O mínimo de horas diárias — os mínimos diários — é o piso de faturamento que um operador aplica a cada dia de calendário em que uma aeronave fica comprometida com uma viagem: mais comumente 2 horas por dia, com alguns programas de light jet e de baixa temporada a 1,5 e algumas condições de heavy jet ou de período de pico a 2,5–3. Voe 40 minutos em um dia comprometido e você será cobrado pelo mínimo; não voe nada porque a aeronave está esperando por você em um resort, e ainda assim você é cobrado pelo mínimo, porque o medidor mede o compromisso, não o movimento.

A lógica é o simples custo de oportunidade. Um jato midsize que gera US$ 3.300–4.600 por hora de voo precisa de várias horas de utilização diária para cobrir propriedade, tripulação e manutenção; um dia parado por sua conta é um dia em que ele não ganha nada em outro lugar. Os mínimos diários são o preço da exclusividade — a aeronave e a tripulação são suas, de prontidão, onde quer que você as tenha deixado.
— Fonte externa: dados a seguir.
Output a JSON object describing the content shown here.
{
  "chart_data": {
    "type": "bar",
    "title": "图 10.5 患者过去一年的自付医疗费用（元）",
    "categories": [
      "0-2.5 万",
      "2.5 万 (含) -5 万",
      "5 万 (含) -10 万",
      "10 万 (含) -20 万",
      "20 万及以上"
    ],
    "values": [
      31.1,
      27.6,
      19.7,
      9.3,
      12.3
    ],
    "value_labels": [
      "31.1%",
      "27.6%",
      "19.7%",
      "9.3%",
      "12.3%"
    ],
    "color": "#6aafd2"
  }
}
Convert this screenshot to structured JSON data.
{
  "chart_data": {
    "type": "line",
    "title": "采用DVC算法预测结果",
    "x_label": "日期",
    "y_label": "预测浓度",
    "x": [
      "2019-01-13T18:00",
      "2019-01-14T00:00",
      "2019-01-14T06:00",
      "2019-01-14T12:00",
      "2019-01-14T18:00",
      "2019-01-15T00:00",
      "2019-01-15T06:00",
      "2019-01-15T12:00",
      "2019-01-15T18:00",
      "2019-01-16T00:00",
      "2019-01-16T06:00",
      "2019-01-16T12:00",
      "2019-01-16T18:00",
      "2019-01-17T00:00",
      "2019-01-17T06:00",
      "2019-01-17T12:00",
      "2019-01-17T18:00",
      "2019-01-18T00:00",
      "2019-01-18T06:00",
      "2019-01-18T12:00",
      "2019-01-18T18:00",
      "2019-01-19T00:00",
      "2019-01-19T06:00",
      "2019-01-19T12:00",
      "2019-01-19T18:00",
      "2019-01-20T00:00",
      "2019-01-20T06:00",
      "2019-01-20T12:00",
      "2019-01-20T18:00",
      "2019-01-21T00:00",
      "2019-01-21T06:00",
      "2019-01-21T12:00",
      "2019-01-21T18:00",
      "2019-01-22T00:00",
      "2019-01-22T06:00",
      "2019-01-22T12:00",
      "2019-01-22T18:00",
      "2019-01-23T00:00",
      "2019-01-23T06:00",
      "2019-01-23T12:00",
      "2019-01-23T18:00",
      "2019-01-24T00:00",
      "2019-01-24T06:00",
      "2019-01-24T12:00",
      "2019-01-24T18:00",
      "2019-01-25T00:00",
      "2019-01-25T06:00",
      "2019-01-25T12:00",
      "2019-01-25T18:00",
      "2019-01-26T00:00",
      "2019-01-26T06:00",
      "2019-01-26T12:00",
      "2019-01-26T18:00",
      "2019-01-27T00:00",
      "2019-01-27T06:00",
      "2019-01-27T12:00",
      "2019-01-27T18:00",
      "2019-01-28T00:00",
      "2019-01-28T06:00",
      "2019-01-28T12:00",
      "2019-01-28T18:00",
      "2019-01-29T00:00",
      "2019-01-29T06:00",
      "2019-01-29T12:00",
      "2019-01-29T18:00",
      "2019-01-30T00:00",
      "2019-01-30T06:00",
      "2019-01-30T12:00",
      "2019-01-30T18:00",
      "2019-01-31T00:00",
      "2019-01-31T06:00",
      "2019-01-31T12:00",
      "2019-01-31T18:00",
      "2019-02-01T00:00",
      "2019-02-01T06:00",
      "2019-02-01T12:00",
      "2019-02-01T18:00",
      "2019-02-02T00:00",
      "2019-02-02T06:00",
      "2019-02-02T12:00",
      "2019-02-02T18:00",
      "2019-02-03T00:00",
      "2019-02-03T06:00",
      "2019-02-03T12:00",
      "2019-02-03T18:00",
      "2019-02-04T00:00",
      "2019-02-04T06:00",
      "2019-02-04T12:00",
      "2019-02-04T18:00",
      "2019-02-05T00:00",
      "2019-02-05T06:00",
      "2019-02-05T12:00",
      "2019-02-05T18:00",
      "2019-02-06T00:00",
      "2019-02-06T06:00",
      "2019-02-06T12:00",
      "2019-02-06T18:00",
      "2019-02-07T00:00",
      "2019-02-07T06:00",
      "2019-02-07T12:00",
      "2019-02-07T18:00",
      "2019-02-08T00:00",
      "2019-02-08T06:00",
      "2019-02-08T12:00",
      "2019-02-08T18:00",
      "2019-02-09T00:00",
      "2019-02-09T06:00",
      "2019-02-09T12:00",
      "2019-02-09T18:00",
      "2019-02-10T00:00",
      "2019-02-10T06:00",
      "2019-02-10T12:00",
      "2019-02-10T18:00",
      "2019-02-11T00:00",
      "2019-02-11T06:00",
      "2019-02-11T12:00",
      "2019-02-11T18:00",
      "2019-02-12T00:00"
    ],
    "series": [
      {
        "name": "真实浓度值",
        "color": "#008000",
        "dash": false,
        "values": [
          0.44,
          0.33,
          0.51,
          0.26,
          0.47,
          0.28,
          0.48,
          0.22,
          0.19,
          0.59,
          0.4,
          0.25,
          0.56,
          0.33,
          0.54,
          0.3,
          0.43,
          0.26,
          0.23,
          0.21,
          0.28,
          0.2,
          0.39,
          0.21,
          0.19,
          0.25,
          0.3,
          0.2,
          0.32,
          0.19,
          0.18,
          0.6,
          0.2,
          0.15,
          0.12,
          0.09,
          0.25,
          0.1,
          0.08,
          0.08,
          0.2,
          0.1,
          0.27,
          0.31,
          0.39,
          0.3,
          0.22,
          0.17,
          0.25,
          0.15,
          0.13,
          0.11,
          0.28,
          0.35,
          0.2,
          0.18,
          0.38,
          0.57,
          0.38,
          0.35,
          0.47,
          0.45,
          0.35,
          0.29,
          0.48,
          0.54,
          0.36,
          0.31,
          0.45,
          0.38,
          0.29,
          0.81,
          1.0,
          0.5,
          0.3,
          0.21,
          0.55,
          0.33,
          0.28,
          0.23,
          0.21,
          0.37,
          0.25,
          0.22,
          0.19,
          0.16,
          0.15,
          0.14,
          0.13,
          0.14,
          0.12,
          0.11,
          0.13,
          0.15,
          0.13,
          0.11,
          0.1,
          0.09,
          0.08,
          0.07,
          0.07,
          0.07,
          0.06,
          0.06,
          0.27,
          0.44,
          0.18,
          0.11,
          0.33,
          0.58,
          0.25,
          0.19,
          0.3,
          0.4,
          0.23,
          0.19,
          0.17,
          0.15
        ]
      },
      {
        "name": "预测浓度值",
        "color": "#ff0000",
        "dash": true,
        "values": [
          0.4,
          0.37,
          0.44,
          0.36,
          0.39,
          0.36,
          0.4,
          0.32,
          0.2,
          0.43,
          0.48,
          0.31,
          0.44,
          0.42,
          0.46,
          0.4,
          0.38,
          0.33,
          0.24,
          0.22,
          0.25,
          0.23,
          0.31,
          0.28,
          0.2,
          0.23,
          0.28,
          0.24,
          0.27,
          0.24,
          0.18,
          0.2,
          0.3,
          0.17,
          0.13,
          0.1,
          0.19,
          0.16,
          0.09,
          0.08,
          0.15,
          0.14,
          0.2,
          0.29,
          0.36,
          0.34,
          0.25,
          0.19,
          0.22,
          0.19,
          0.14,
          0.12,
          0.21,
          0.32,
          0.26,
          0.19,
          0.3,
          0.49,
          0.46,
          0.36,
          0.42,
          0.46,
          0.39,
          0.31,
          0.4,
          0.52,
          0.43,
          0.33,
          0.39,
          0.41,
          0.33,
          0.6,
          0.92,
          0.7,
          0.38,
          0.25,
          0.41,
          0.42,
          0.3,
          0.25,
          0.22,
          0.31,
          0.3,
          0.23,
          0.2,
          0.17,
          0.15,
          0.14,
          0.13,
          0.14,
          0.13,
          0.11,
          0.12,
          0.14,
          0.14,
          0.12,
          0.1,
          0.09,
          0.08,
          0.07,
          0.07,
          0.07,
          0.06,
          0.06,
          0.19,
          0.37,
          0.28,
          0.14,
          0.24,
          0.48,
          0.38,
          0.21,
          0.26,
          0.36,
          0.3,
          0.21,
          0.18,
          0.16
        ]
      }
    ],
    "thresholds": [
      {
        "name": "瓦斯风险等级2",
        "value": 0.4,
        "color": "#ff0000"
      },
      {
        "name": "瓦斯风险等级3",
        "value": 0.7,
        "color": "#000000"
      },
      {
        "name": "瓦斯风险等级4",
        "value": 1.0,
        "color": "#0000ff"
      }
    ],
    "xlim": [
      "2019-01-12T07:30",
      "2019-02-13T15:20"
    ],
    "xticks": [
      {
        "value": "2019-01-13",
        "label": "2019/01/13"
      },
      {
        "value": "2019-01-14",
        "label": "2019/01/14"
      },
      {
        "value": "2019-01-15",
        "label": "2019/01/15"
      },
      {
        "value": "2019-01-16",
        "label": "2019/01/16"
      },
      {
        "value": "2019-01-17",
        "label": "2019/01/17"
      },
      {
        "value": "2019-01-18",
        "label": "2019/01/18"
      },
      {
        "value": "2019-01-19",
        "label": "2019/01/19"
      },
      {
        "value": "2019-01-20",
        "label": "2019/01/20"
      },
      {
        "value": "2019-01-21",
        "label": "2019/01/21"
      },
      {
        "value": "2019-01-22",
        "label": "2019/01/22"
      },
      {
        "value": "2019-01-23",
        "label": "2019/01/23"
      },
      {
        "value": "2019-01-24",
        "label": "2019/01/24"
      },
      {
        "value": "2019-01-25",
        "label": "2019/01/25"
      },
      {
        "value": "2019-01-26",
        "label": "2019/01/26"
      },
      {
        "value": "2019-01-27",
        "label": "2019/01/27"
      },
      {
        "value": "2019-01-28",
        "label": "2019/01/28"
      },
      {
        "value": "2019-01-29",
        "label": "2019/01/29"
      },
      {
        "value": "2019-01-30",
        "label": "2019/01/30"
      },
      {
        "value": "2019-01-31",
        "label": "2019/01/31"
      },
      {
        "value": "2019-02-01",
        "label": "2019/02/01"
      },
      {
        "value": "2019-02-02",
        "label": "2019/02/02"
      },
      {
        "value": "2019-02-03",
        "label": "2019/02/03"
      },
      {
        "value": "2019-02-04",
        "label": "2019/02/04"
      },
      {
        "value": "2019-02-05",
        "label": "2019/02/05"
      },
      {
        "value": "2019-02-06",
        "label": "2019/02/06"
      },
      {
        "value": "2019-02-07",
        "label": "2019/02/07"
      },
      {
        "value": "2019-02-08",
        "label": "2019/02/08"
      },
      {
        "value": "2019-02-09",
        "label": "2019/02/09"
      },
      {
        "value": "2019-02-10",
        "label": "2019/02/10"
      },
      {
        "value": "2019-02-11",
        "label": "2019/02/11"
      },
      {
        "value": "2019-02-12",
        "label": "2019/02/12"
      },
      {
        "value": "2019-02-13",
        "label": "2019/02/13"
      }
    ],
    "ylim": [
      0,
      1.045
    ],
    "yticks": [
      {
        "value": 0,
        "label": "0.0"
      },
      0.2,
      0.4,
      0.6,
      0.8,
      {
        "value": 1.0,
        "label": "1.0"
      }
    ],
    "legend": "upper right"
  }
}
As despesas de tripulação se somam por cima: hotéis e diárias costumam acrescentar US$ 300–600 por tripulante por noite em viagens de vários dias longe da base.

A aritmética decide como as viagens de vários dias devem ser estruturadas, e ela vira em um ponto de equilíbrio previsível. Considere uma viagem de 4 dias com um voo de 2 horas-bloco em cada sentido em um jato midsize. Mantendo a aeronave: 2 horas × 4 dias = 8 horas faturáveis mais pernoites de tripulação, algo em torno de US$ 28.000–38.000. Liberando-a: a aeronave leva você, retorna vazia, volta vazia e leva você de volta — 8 horas de voo também, mas quatro delas vazias e muitas vezes com desconto, sem dias ociosos e sem contas de hotel. Para estadias curtas, a aeronave em espera geralmente vence; passados dois ou três dias ociosos, deixá-la ir para casa vence, e passada uma semana raramente é uma disputa acirrada. As variáveis são a distância do voo vazio e o desconto — um trajeto curto de volta para casa vira a conta a favor da liberação muito mais cedo do que um voo vazio de 3 horas.

Essa questão de ficar versus retornar é precificada explicitamente no app Yond: a estimativa de cada aeronave mostra cenários de custo separados — a aeronave ficando com você, retornando à base entre trechos ou reposicionando — de modo que o ponto de equilíbrio é uma comparação que você pode ler, em vez de uma planilha que você precisa montar, antes de contatar o operador. Dois esclarecimentos mantêm as expectativas limpas: os mínimos diários são horas faturadas à tarifa contratada, não uma taxa extra empilhada sobre voos que você já pagou — em um dia em que você voa 3 horas, um mínimo de 2 horas não adiciona nada. E as condições variam mais do que as tarifas: alguns operadores calculam a média dos mínimos ao longo da viagem em vez de por dia, o que, em um itinerário irregular, é significativamente mais barato. Pergunte qual se aplica.